Burden of cancer attributable to consumption of alcohol in Japan in 2015
Hirabayashi M, Sawada N, Abe SK, Saito E, Hori M, Katanoda K, Matsuda T, Inoue M; the Cancer PAF Japan Collaborators
Alcohol can cause or contribute to the development of many non-communicable diseases, including cancer. We calculated the proportion of cancer incidence and mortality in 2015 attributable to alcohol consumption in 2005. Data on alcohol consumption, provided in go, a traditional Japanese alcohol measurement unit, was derived from the 2005 Japanese National Health and Nutrition Survey for each sex and age group, then converted into grams of ethanol per day.
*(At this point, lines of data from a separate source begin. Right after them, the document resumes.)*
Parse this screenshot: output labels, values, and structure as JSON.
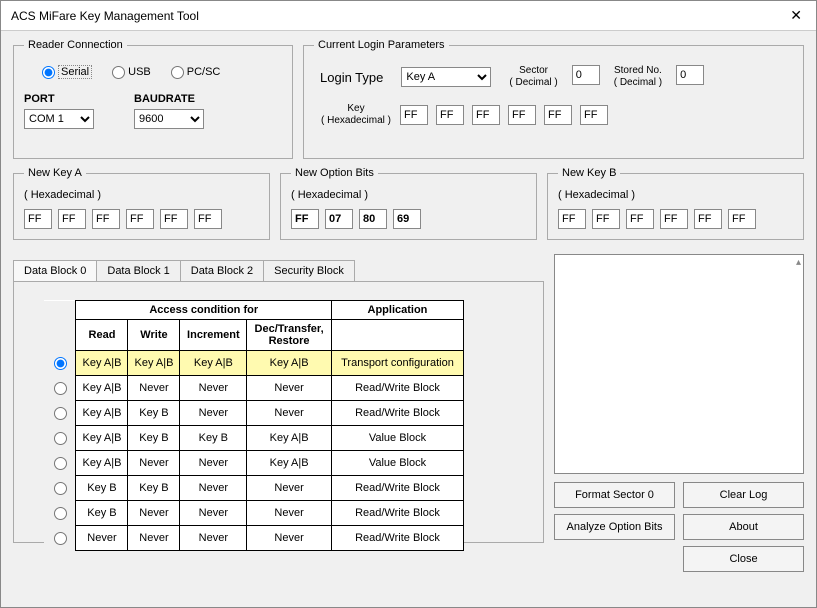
{
  "window": {
    "title": "ACS MiFare Key Management Tool"
  },
  "reader": {
    "legend": "Reader Connection",
    "radios": {
      "serial": "Serial",
      "usb": "USB",
      "pcsc": "PC/SC"
    },
    "port_label": "PORT",
    "baud_label": "BAUDRATE",
    "port_value": "COM 1",
    "baud_value": "9600"
  },
  "login": {
    "legend": "Current Login Parameters",
    "type_label": "Login Type",
    "type_value": "Key A",
    "sector_label1": "Sector",
    "sector_label2": "( Decimal )",
    "sector_value": "0",
    "stored_label1": "Stored No.",
    "stored_label2": "( Decimal )",
    "stored_value": "0",
    "key_label1": "Key",
    "key_label2": "( Hexadecimal )",
    "key": [
      "FF",
      "FF",
      "FF",
      "FF",
      "FF",
      "FF"
    ]
  },
  "nka": {
    "legend": "New Key A",
    "sub": "( Hexadecimal )",
    "vals": [
      "FF",
      "FF",
      "FF",
      "FF",
      "FF",
      "FF"
    ]
  },
  "opt": {
    "legend": "New Option Bits",
    "sub": "( Hexadecimal )",
    "vals": [
      "FF",
      "07",
      "80",
      "69"
    ]
  },
  "nkb": {
    "legend": "New Key B",
    "sub": "( Hexadecimal )",
    "vals": [
      "FF",
      "FF",
      "FF",
      "FF",
      "FF",
      "FF"
    ]
  },
  "tabs": {
    "t0": "Data Block 0",
    "t1": "Data Block 1",
    "t2": "Data Block 2",
    "t3": "Security Block"
  },
  "table": {
    "hdr_main": "Access condition for",
    "hdr_app": "Application",
    "cols": {
      "read": "Read",
      "write": "Write",
      "inc": "Increment",
      "dec": "Dec/Transfer,\nRestore"
    },
    "rows": [
      {
        "r": "Key A|B",
        "w": "Key A|B",
        "i": "Key A|B",
        "d": "Key A|B",
        "a": "Transport configuration",
        "sel": true
      },
      {
        "r": "Key A|B",
        "w": "Never",
        "i": "Never",
        "d": "Never",
        "a": "Read/Write Block",
        "sel": false
      },
      {
        "r": "Key A|B",
        "w": "Key B",
        "i": "Never",
        "d": "Never",
        "a": "Read/Write Block",
        "sel": false
      },
      {
        "r": "Key A|B",
        "w": "Key B",
        "i": "Key B",
        "d": "Key A|B",
        "a": "Value Block",
        "sel": false
      },
      {
        "r": "Key A|B",
        "w": "Never",
        "i": "Never",
        "d": "Key A|B",
        "a": "Value Block",
        "sel": false
      },
      {
        "r": "Key B",
        "w": "Key B",
        "i": "Never",
        "d": "Never",
        "a": "Read/Write Block",
        "sel": false
      },
      {
        "r": "Key B",
        "w": "Never",
        "i": "Never",
        "d": "Never",
        "a": "Read/Write Block",
        "sel": false
      },
      {
        "r": "Never",
        "w": "Never",
        "i": "Never",
        "d": "Never",
        "a": "Read/Write Block",
        "sel": false
      }
    ]
  },
  "buttons": {
    "format": "Format Sector 0",
    "clear": "Clear Log",
    "analyze": "Analyze Option Bits",
    "about": "About",
    "close": "Close"
  }
}
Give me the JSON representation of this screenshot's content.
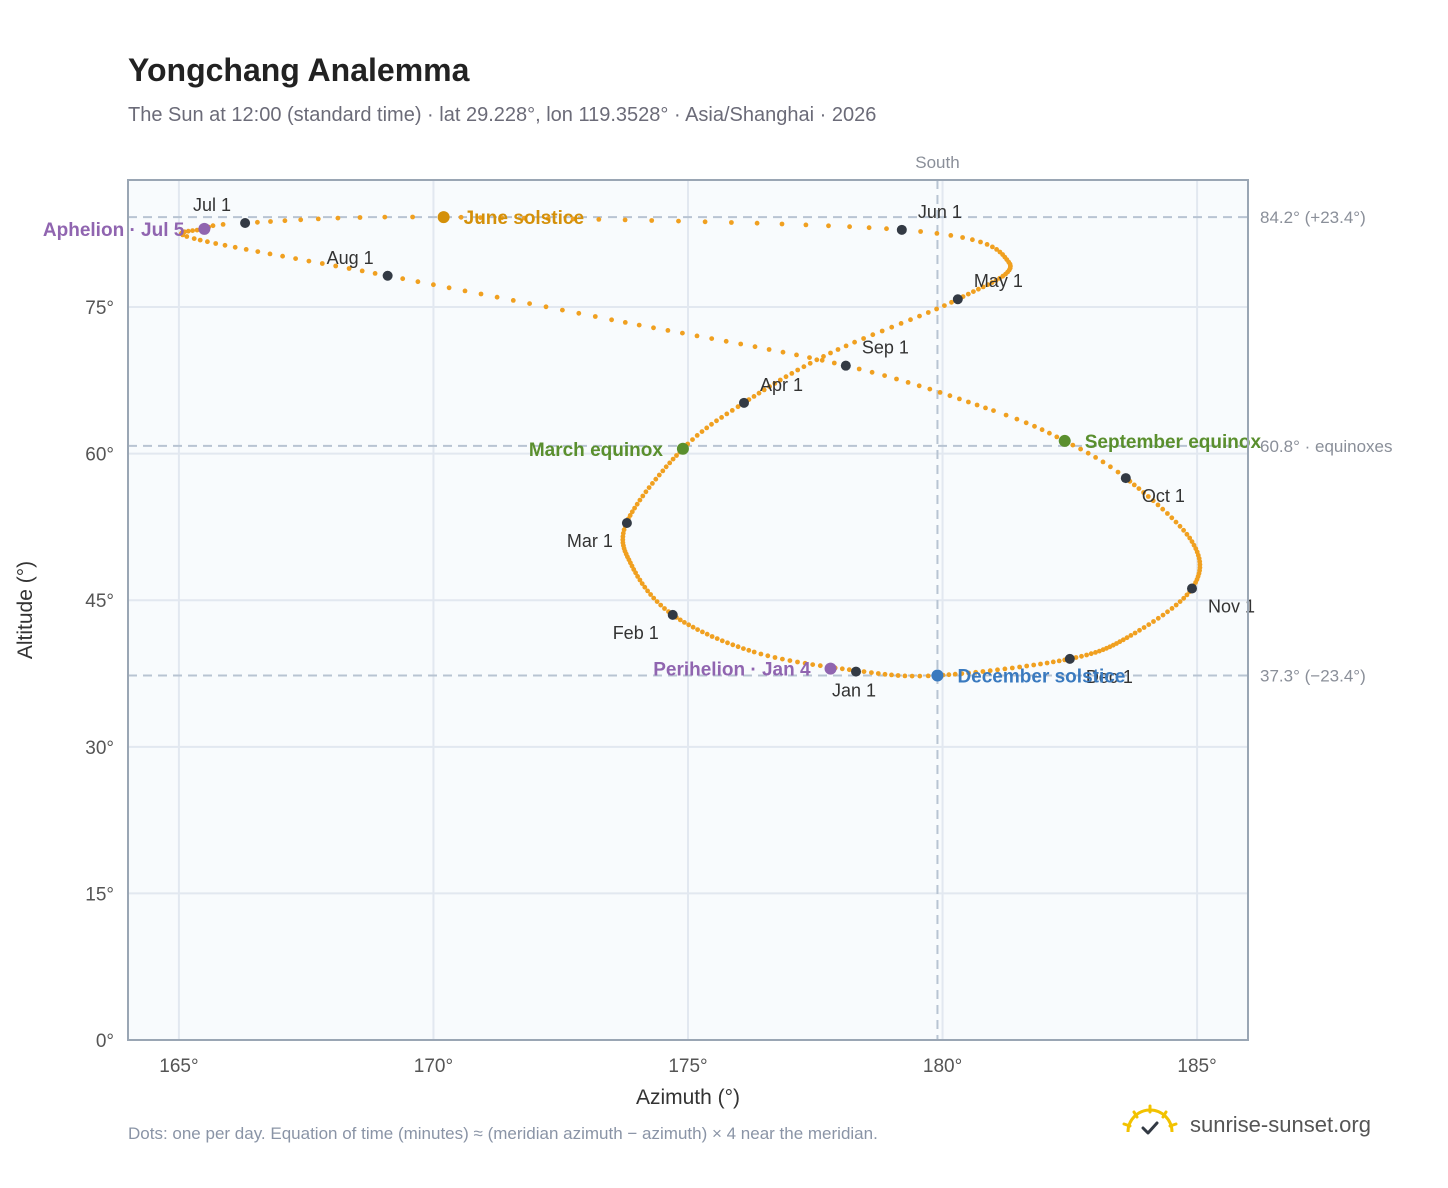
{
  "title": "Yongchang Analemma",
  "subtitle": "The Sun at 12:00 (standard time) · lat 29.228°, lon 119.3528° · Asia/Shanghai · 2026",
  "footnote": "Dots: one per day. Equation of time (minutes) ≈ (meridian azimuth − azimuth) × 4 near the meridian.",
  "brand": {
    "name": "sunrise-sunset.org",
    "icon": "sun-check-icon"
  },
  "colors": {
    "curve": "#f0a020",
    "month_marker": "#333a44",
    "equinox": "#5a8f2e",
    "june_solstice": "#d4900a",
    "december_solstice": "#3a7abf",
    "aphelion_perihelion": "#9065b0",
    "grid": "#e2e8f0",
    "plot_bg": "#f8fbfd",
    "ref_line": "#b8c4d2"
  },
  "chart_data": {
    "type": "scatter",
    "title": "Yongchang Analemma",
    "xlabel": "Azimuth (°)",
    "ylabel": "Altitude (°)",
    "xlim": [
      164,
      186
    ],
    "ylim": [
      0,
      88
    ],
    "xticks": [
      165,
      170,
      175,
      180,
      185
    ],
    "xtick_labels": [
      "165°",
      "170°",
      "175°",
      "180°",
      "185°"
    ],
    "yticks": [
      0,
      15,
      30,
      45,
      60,
      75
    ],
    "ytick_labels": [
      "0°",
      "15°",
      "30°",
      "45°",
      "60°",
      "75°"
    ],
    "grid": true,
    "south_line": {
      "x": 179.9,
      "label": "South"
    },
    "reference_lines": [
      {
        "y": 84.2,
        "label": "84.2° (+23.4°)"
      },
      {
        "y": 60.8,
        "label": "60.8° · equinoxes"
      },
      {
        "y": 37.3,
        "label": "37.3° (−23.4°)"
      }
    ],
    "curve_anchor_points": [
      {
        "doy": 1,
        "az": 178.3,
        "alt": 37.8
      },
      {
        "doy": 15,
        "az": 176.3,
        "alt": 39.7
      },
      {
        "doy": 32,
        "az": 174.7,
        "alt": 43.5
      },
      {
        "doy": 46,
        "az": 173.9,
        "alt": 48.5
      },
      {
        "doy": 60,
        "az": 173.8,
        "alt": 53.0
      },
      {
        "doy": 79,
        "az": 174.9,
        "alt": 60.5
      },
      {
        "doy": 91,
        "az": 176.1,
        "alt": 65.2
      },
      {
        "doy": 106,
        "az": 177.8,
        "alt": 70.3
      },
      {
        "doy": 121,
        "az": 180.3,
        "alt": 75.8
      },
      {
        "doy": 138,
        "az": 181.3,
        "alt": 79.6
      },
      {
        "doy": 152,
        "az": 179.2,
        "alt": 82.9
      },
      {
        "doy": 172,
        "az": 170.2,
        "alt": 84.2
      },
      {
        "doy": 182,
        "az": 166.3,
        "alt": 83.6
      },
      {
        "doy": 186,
        "az": 165.5,
        "alt": 83.0
      },
      {
        "doy": 196,
        "az": 165.3,
        "alt": 82.0
      },
      {
        "doy": 213,
        "az": 169.1,
        "alt": 78.2
      },
      {
        "doy": 227,
        "az": 173.5,
        "alt": 73.7
      },
      {
        "doy": 244,
        "az": 178.1,
        "alt": 69.0
      },
      {
        "doy": 258,
        "az": 181.0,
        "alt": 64.4
      },
      {
        "doy": 266,
        "az": 182.4,
        "alt": 61.3
      },
      {
        "doy": 274,
        "az": 183.6,
        "alt": 57.5
      },
      {
        "doy": 290,
        "az": 184.9,
        "alt": 51.0
      },
      {
        "doy": 305,
        "az": 184.9,
        "alt": 46.2
      },
      {
        "doy": 320,
        "az": 183.7,
        "alt": 41.4
      },
      {
        "doy": 335,
        "az": 182.5,
        "alt": 39.0
      },
      {
        "doy": 355,
        "az": 179.9,
        "alt": 37.3
      },
      {
        "doy": 366,
        "az": 178.3,
        "alt": 37.8
      }
    ],
    "month_markers": [
      {
        "label": "Jan 1",
        "az": 178.3,
        "alt": 37.7,
        "pos": "below"
      },
      {
        "label": "Feb 1",
        "az": 174.7,
        "alt": 43.5,
        "pos": "below-left"
      },
      {
        "label": "Mar 1",
        "az": 173.8,
        "alt": 52.9,
        "pos": "below-left"
      },
      {
        "label": "Apr 1",
        "az": 176.1,
        "alt": 65.2,
        "pos": "above-right"
      },
      {
        "label": "May 1",
        "az": 180.3,
        "alt": 75.8,
        "pos": "above-right"
      },
      {
        "label": "Jun 1",
        "az": 179.2,
        "alt": 82.9,
        "pos": "above-right"
      },
      {
        "label": "Jul 1",
        "az": 166.3,
        "alt": 83.6,
        "pos": "above-left"
      },
      {
        "label": "Aug 1",
        "az": 169.1,
        "alt": 78.2,
        "pos": "above-left"
      },
      {
        "label": "Sep 1",
        "az": 178.1,
        "alt": 69.0,
        "pos": "above-right"
      },
      {
        "label": "Oct 1",
        "az": 183.6,
        "alt": 57.5,
        "pos": "below-right"
      },
      {
        "label": "Nov 1",
        "az": 184.9,
        "alt": 46.2,
        "pos": "below-right"
      },
      {
        "label": "Dec 1",
        "az": 182.5,
        "alt": 39.0,
        "pos": "below-right"
      }
    ],
    "events": [
      {
        "label": "March equinox",
        "az": 174.9,
        "alt": 60.5,
        "color": "#5a8f2e",
        "pos": "left"
      },
      {
        "label": "June solstice",
        "az": 170.2,
        "alt": 84.2,
        "color": "#d4900a",
        "pos": "right"
      },
      {
        "label": "September equinox",
        "az": 182.4,
        "alt": 61.3,
        "color": "#5a8f2e",
        "pos": "right"
      },
      {
        "label": "December solstice",
        "az": 179.9,
        "alt": 37.3,
        "color": "#3a7abf",
        "pos": "right"
      },
      {
        "label": "Aphelion · Jul 5",
        "az": 165.5,
        "alt": 83.0,
        "color": "#9065b0",
        "pos": "left"
      },
      {
        "label": "Perihelion · Jan 4",
        "az": 177.8,
        "alt": 38.0,
        "color": "#9065b0",
        "pos": "left"
      }
    ]
  }
}
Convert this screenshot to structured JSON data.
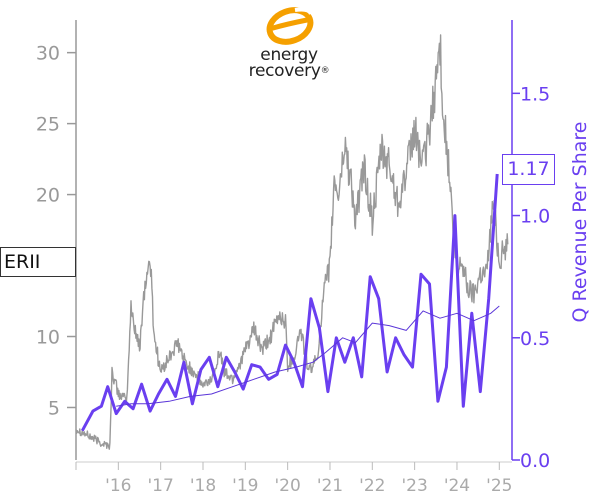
{
  "logo": {
    "line1": "energy",
    "line2": "recovery",
    "mark": "®",
    "icon": "energy-recovery-swirl-logo",
    "color": "#f5a000"
  },
  "ticker": "ERII",
  "last_value_label": "1.17",
  "colors": {
    "price": "#999999",
    "revenue": "#6a3ff0",
    "trend": "#5a35d8",
    "axis_left": "#999999",
    "axis_right": "#6a3ff0"
  },
  "chart_data": {
    "type": "line",
    "title": "",
    "xlabel": "",
    "ylabel_left": "",
    "ylabel_right": "Q Revenue Per Share",
    "x_ticks": [
      "'16",
      "'17",
      "'18",
      "'19",
      "'20",
      "'21",
      "'22",
      "'23",
      "'24",
      "'25"
    ],
    "x_range": [
      2015.0,
      2025.3
    ],
    "y_left_ticks": [
      5,
      10,
      15,
      20,
      25,
      30
    ],
    "y_left_tick_labels": [
      "5",
      "10",
      "",
      "20",
      "25",
      "30"
    ],
    "y_left_range": [
      1.3,
      32.3
    ],
    "y_right_ticks": [
      0.0,
      0.5,
      1.0,
      1.5
    ],
    "y_right_tick_labels": [
      "0.0",
      "0.5",
      "1.0",
      "1.5"
    ],
    "y_right_range": [
      0.0,
      1.8
    ],
    "grid": false,
    "series": [
      {
        "name": "",
        "axis": "left",
        "style": "noisy-line",
        "x": [
          2015.0,
          2015.3,
          2015.6,
          2015.8,
          2015.85,
          2016.0,
          2016.2,
          2016.3,
          2016.5,
          2016.6,
          2016.75,
          2016.85,
          2017.0,
          2017.2,
          2017.4,
          2017.6,
          2017.8,
          2018.0,
          2018.2,
          2018.4,
          2018.5,
          2018.7,
          2018.85,
          2019.0,
          2019.2,
          2019.4,
          2019.6,
          2019.8,
          2019.95,
          2020.0,
          2020.15,
          2020.3,
          2020.5,
          2020.7,
          2020.85,
          2021.0,
          2021.1,
          2021.2,
          2021.35,
          2021.5,
          2021.6,
          2021.8,
          2022.0,
          2022.2,
          2022.4,
          2022.6,
          2022.8,
          2023.0,
          2023.2,
          2023.4,
          2023.5,
          2023.6,
          2023.7,
          2023.8,
          2023.9,
          2024.0,
          2024.1,
          2024.25,
          2024.4,
          2024.55,
          2024.7,
          2024.85,
          2025.0,
          2025.2
        ],
        "values": [
          3.5,
          3.0,
          2.5,
          2.3,
          7.5,
          6.0,
          5.5,
          12.0,
          9.0,
          13.0,
          15.5,
          10.0,
          7.5,
          8.5,
          9.5,
          8.0,
          7.5,
          6.5,
          7.0,
          9.0,
          7.5,
          7.0,
          8.0,
          9.0,
          10.5,
          9.0,
          10.0,
          11.5,
          11.0,
          8.0,
          8.5,
          10.5,
          7.5,
          8.5,
          13.0,
          15.0,
          21.0,
          20.0,
          23.5,
          21.0,
          18.0,
          22.0,
          18.0,
          23.0,
          22.0,
          19.5,
          21.5,
          24.5,
          22.0,
          25.5,
          28.0,
          30.5,
          25.0,
          22.0,
          18.0,
          14.0,
          15.5,
          13.5,
          13.0,
          14.5,
          14.5,
          19.5,
          15.5,
          16.5
        ]
      },
      {
        "name": "",
        "axis": "right",
        "style": "bold-line",
        "x": [
          2015.15,
          2015.4,
          2015.6,
          2015.75,
          2015.95,
          2016.15,
          2016.35,
          2016.55,
          2016.75,
          2016.95,
          2017.15,
          2017.35,
          2017.55,
          2017.75,
          2017.95,
          2018.15,
          2018.35,
          2018.55,
          2018.75,
          2018.95,
          2019.15,
          2019.35,
          2019.55,
          2019.75,
          2019.95,
          2020.15,
          2020.35,
          2020.55,
          2020.75,
          2020.95,
          2021.15,
          2021.35,
          2021.55,
          2021.75,
          2021.95,
          2022.15,
          2022.35,
          2022.55,
          2022.75,
          2022.95,
          2023.15,
          2023.35,
          2023.55,
          2023.75,
          2023.95,
          2024.15,
          2024.35,
          2024.55,
          2024.75,
          2024.95
        ],
        "values": [
          0.12,
          0.2,
          0.22,
          0.3,
          0.19,
          0.24,
          0.21,
          0.31,
          0.2,
          0.27,
          0.33,
          0.26,
          0.4,
          0.23,
          0.37,
          0.42,
          0.3,
          0.42,
          0.36,
          0.29,
          0.39,
          0.38,
          0.33,
          0.35,
          0.47,
          0.4,
          0.3,
          0.66,
          0.54,
          0.28,
          0.5,
          0.4,
          0.5,
          0.34,
          0.75,
          0.66,
          0.36,
          0.5,
          0.43,
          0.38,
          0.76,
          0.72,
          0.24,
          0.38,
          1.0,
          0.22,
          0.6,
          0.28,
          0.66,
          1.17
        ]
      },
      {
        "name": "",
        "axis": "right",
        "style": "thin-line",
        "x": [
          2015.95,
          2016.3,
          2016.7,
          2017.2,
          2017.7,
          2018.2,
          2018.7,
          2019.2,
          2019.7,
          2020.2,
          2020.6,
          2020.9,
          2021.3,
          2021.6,
          2022.0,
          2022.4,
          2022.8,
          2023.2,
          2023.6,
          2024.0,
          2024.4,
          2024.8,
          2025.0
        ],
        "values": [
          0.22,
          0.23,
          0.23,
          0.24,
          0.26,
          0.27,
          0.3,
          0.33,
          0.36,
          0.38,
          0.4,
          0.44,
          0.5,
          0.48,
          0.56,
          0.55,
          0.53,
          0.61,
          0.58,
          0.6,
          0.57,
          0.6,
          0.63
        ]
      }
    ]
  }
}
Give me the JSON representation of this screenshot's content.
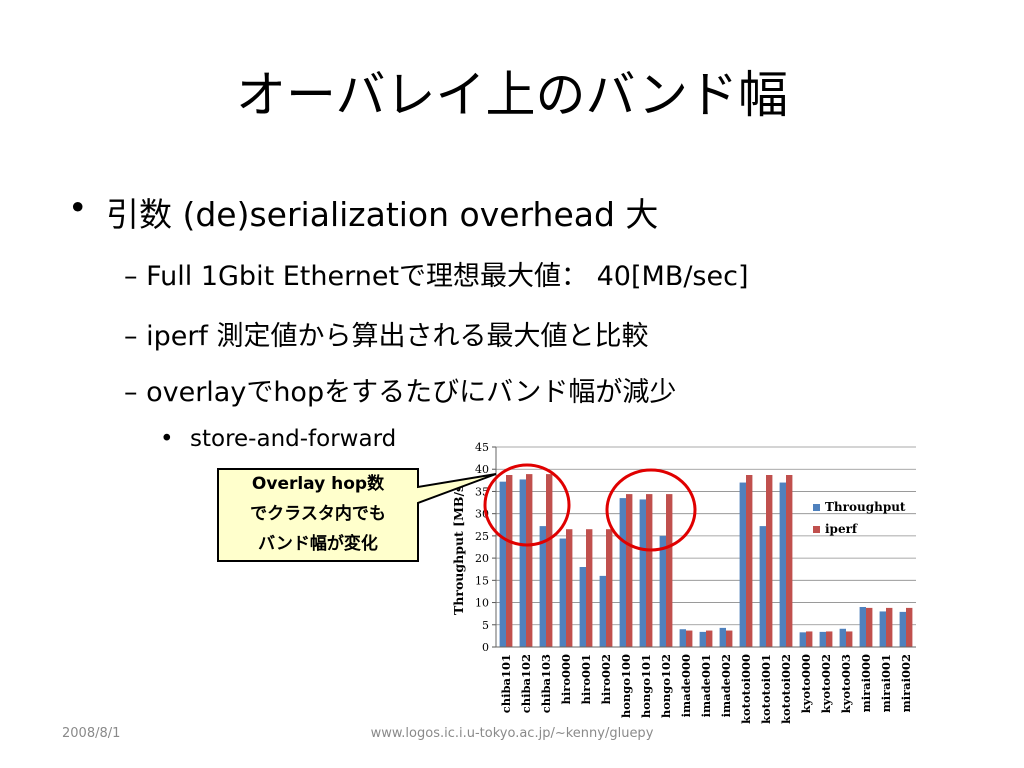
{
  "slide": {
    "title": "オーバレイ上のバンド幅",
    "bullet1": "引数 (de)serialization overhead 大",
    "sub_bullets": [
      "– Full 1Gbit Ethernetで理想最大値：  40[MB/sec]",
      "– iperf 測定値から算出される最大値と比較",
      "– overlayでhopをするたびにバンド幅が減少"
    ],
    "sub_sub_bullet": "store-and-forward",
    "callout_lines": [
      "Overlay hop数",
      "でクラスタ内でも",
      "バンド幅が変化"
    ],
    "footer_date": "2008/8/1",
    "footer_url": "www.logos.ic.i.u-tokyo.ac.jp/~kenny/gluepy",
    "bullet_glyph": "•"
  },
  "colors": {
    "throughput": "#4f81bd",
    "iperf": "#c0504d",
    "callout_fill": "#ffffcc",
    "circle": "#e00000"
  },
  "chart_data": {
    "type": "bar",
    "ylabel": "Throughput [MB/s]",
    "ylim": [
      0,
      45
    ],
    "yticks": [
      0,
      5,
      10,
      15,
      20,
      25,
      30,
      35,
      40,
      45
    ],
    "grid": true,
    "legend": "right",
    "categories": [
      "chiba101",
      "chiba102",
      "chiba103",
      "hiro000",
      "hiro001",
      "hiro002",
      "hongo100",
      "hongo101",
      "hongo102",
      "imade000",
      "imade001",
      "imade002",
      "kototoi000",
      "kototoi001",
      "kototoi002",
      "kyoto000",
      "kyoto002",
      "kyoto003",
      "mirai000",
      "mirai001",
      "mirai002"
    ],
    "series": [
      {
        "name": "Throughput",
        "values": [
          37.2,
          37.7,
          27.2,
          24.4,
          18.0,
          16.0,
          33.5,
          33.2,
          25.0,
          4.0,
          3.4,
          4.3,
          37.0,
          27.2,
          37.0,
          3.3,
          3.4,
          4.1,
          9.0,
          8.0,
          7.9
        ]
      },
      {
        "name": "iperf",
        "values": [
          38.7,
          38.9,
          38.9,
          26.5,
          26.5,
          26.5,
          34.4,
          34.4,
          34.4,
          3.7,
          3.7,
          3.7,
          38.7,
          38.7,
          38.7,
          3.5,
          3.5,
          3.5,
          8.8,
          8.8,
          8.8
        ]
      }
    ]
  }
}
The optimal consumption of alcohol for the purpose of this study was determined to be none, based on a global assessment derived from previous observational studies that have looked at the association between alcohol consumption and cancer. Using standard formulas, population attributable fractions (PAFs) for all cancers positively associated with alcohol drinking - oral cavity, pharynx, esophagus, stomach, colorectum, liver, larynx, and female breast - were calculated for each sex and age group and aggregated to obtain the PAF among total cancer incidence and mortality. For Japan in 2015, 59,838 cases of cancer incidence and 23,929 cancer deaths were attributable to alcohol consumption. The estimated PAF for cancer incidence and mortality attributable to alcohol consumption was 6.2% and 6.5%, respectively. For both cancer incidence and mortality, the highest percentage of alcohol-attributable cancer sites was esophageal (54.0% for incidence, 52.3% for mortality). Avoidance of alcohol consumption would reduce the burden of alcohol on cancer in Japan.